Nous venons de montrer les juges japonais sévères, implacables, appliquant avec rigueur les lois les plus terribles. Mais le diable n’est pas, dit-on, si noir qu’on se le figure, et plus d’un trait recueilli par les touristes prouve que ces magistrats savent eux aussi s’humaniser au besoin et trouver des détours spirituels pour se dispenser d’être barbares tout en paraissant respecter des lois monstrueuses. Un de ces traits nous suffira comme exemple.

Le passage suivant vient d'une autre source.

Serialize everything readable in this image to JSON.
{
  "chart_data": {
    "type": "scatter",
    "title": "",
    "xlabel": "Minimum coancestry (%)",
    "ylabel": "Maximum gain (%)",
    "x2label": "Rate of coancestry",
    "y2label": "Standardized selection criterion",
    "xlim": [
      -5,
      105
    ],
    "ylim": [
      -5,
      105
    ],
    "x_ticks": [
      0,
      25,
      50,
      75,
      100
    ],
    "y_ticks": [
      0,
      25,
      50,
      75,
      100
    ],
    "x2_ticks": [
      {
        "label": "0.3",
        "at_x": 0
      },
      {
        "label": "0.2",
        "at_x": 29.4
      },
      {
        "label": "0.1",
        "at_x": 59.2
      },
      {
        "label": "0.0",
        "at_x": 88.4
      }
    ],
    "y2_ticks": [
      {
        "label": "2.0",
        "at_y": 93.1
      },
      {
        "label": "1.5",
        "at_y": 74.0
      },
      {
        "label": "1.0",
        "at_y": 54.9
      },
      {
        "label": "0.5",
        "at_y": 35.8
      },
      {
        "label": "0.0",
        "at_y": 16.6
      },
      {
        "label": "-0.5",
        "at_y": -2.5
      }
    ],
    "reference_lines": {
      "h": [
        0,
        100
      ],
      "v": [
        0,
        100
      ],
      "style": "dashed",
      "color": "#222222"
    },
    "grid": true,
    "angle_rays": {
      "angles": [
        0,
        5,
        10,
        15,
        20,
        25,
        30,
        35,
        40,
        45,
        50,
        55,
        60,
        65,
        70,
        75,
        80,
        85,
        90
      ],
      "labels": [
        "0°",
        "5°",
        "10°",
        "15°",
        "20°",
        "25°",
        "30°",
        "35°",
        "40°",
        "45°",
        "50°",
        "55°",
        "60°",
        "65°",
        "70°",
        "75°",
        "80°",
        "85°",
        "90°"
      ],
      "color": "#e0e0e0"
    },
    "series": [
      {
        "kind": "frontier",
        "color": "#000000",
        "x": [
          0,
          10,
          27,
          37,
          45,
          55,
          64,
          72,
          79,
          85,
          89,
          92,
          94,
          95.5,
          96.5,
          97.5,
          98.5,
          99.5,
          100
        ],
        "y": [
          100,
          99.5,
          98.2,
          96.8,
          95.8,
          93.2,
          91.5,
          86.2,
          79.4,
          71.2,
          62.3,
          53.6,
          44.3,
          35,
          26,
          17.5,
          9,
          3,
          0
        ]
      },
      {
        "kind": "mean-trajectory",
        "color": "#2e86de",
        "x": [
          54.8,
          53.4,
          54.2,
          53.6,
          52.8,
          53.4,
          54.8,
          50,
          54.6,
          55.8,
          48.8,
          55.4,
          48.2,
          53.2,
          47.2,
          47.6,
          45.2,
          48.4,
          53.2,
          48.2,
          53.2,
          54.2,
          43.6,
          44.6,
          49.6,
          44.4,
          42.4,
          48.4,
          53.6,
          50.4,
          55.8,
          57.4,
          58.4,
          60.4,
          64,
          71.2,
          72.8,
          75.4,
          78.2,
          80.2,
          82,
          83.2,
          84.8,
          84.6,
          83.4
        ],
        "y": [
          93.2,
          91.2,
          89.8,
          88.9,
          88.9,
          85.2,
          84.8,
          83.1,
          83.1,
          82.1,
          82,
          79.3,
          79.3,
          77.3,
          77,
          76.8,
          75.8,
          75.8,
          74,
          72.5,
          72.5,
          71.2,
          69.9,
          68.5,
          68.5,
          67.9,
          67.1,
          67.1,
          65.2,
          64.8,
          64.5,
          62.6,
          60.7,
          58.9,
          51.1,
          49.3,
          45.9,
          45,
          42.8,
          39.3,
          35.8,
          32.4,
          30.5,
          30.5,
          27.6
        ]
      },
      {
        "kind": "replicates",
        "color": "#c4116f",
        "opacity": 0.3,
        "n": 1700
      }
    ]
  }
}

Nous avons dit que certains animaux considérés comme sacrés étaient protégés par des édits qui interdisaient de les tuer sous peine de mort. Le canard mandarin était au nombre de ces privilégiés. Un jour un enfant, ignorant ou méprisant cette interdiction, s’amuse à viser un canard avec une pierre, et il est assez malheureusement adroit pour le tuer du coup. Grand scandale ! on arrête le pauvre petit criminel et on le traîne devant un juge. Celui-ci prend sa mine la plus rébarbative, et rappelle que la loi punit de mort le meurtre d’un de ces volatiles sacrés. «Si donc, ajouta-t-il, l’oiseau est bien réellement mort, l’enfant mourra ; mais il faut d’abord voir s’il n’y aurait pas moyen de guérir le canard. » Et rendant le cadavre déjà raide du malheureux animal à la mère de l’enfant, il ajouta : « Soignez le bien toute la journée, nous verrons comment il ira demain et je jugerai en conséquence. » Inutile de dire que le lendemain la mère s’était munie d’un canard bien vivant, qui battait des ailes et lançait d’un gosier vigoureux les coin ! coin ! coin ! les plus retentissants. Dès que le bon juge l’aperçut : « Ah ! je pensais bien, dit-il, que ce pauvre oiseau en reviendrait. » Et l’enfant en fut quitte pour la peur.